Maria, named for Maria Montessori, is a computational notebook and teaching environment for the Clojure programming language. Collaboration with Matt Huebert and Dave Liepmann. A talk on Maria given at ClojureD 2018 is available here.

MotoLogic

We developed a sophisticated search interface for automotive repair information. As part of this, I created a natural language processing system that combined neural networks and classical AI/semantic web techniques. Acquired by Advance Auto Parts in 2013.

Aleri

We built one of the industry’s first commercial Complex Event Processing systems for streaming data. It was used for fraud detection, trading platforms, and other soft real-time information processing tasks by many giant companies. My paper on the storage system from VLDB 2007, A Log-Structured Store for Streaming Data, is available here. Acquired by Sybase in 2009, now an SAP product.

TripleStore

I created the first purpose-built TripleStore for the Semantic Web. My 2003 paper on the system is still widely cited in the literature.

Integratus

We built the first wide-area high-availability system for Unix-like computers in 1998, which was used by Apple, Ford, State Street Bank, and numerous other Fortune 500 companies to provide multi-site failover for their services.

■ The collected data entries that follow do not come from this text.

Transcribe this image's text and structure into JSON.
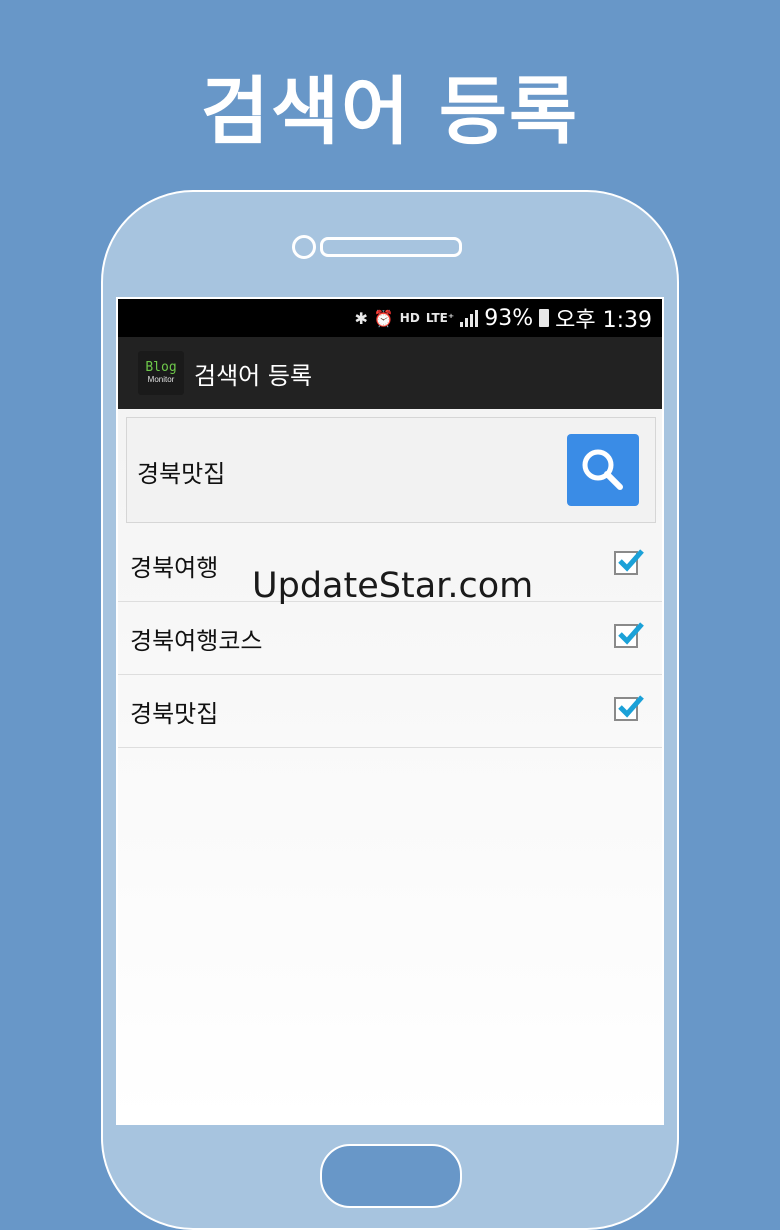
{
  "promo_title": "검색어 등록",
  "status_bar": {
    "icons": [
      "bluetooth-icon",
      "alarm-icon",
      "hd-icon",
      "lte-icon",
      "signal-icon",
      "battery-icon"
    ],
    "lte": "LTE⁺",
    "hd": "HD",
    "battery_percent": "93%",
    "time": "오후 1:39"
  },
  "app": {
    "logo_line1": "Blog",
    "logo_line2": "Monitor",
    "title": "검색어 등록"
  },
  "search": {
    "value": "경북맛집",
    "button_icon": "search-icon",
    "button_color": "#3a8ce6"
  },
  "keywords": [
    {
      "label": "경북여행",
      "checked": true
    },
    {
      "label": "경북여행코스",
      "checked": true
    },
    {
      "label": "경북맛집",
      "checked": true
    }
  ],
  "watermark": "UpdateStar.com",
  "colors": {
    "background": "#6897c8",
    "phone_body": "#a7c4df",
    "action_bar": "#222222",
    "check_accent": "#1ba1d8"
  }
}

We also created a highly available, self-healing clustered filesystem, after which we were acquired by Veritas in 2002.

RCI

I built a successful B2B ISP/ISV in the early/mid-90s using commodity hardware and a homemade BSD kernel with clustering/failover features, the combination of which allowed us to operate far below competitors' costs. Acquired by another ISV in 1999, ultimately rolled into a regional BoC.

Research

I’ve worked at some of the top computer science research labs, including Bell Labs/AT&T Research, with most of my research centering on operating systems, data storage, and networking.

In addition, I’ve had the good fortune to help many scientists in other fields apply computational techniques to their work.

Open Source

Starting in the mid-80s, I have contributed to several of the most high-impact open source projects in the world. You almost certainly used some of them to read this web page.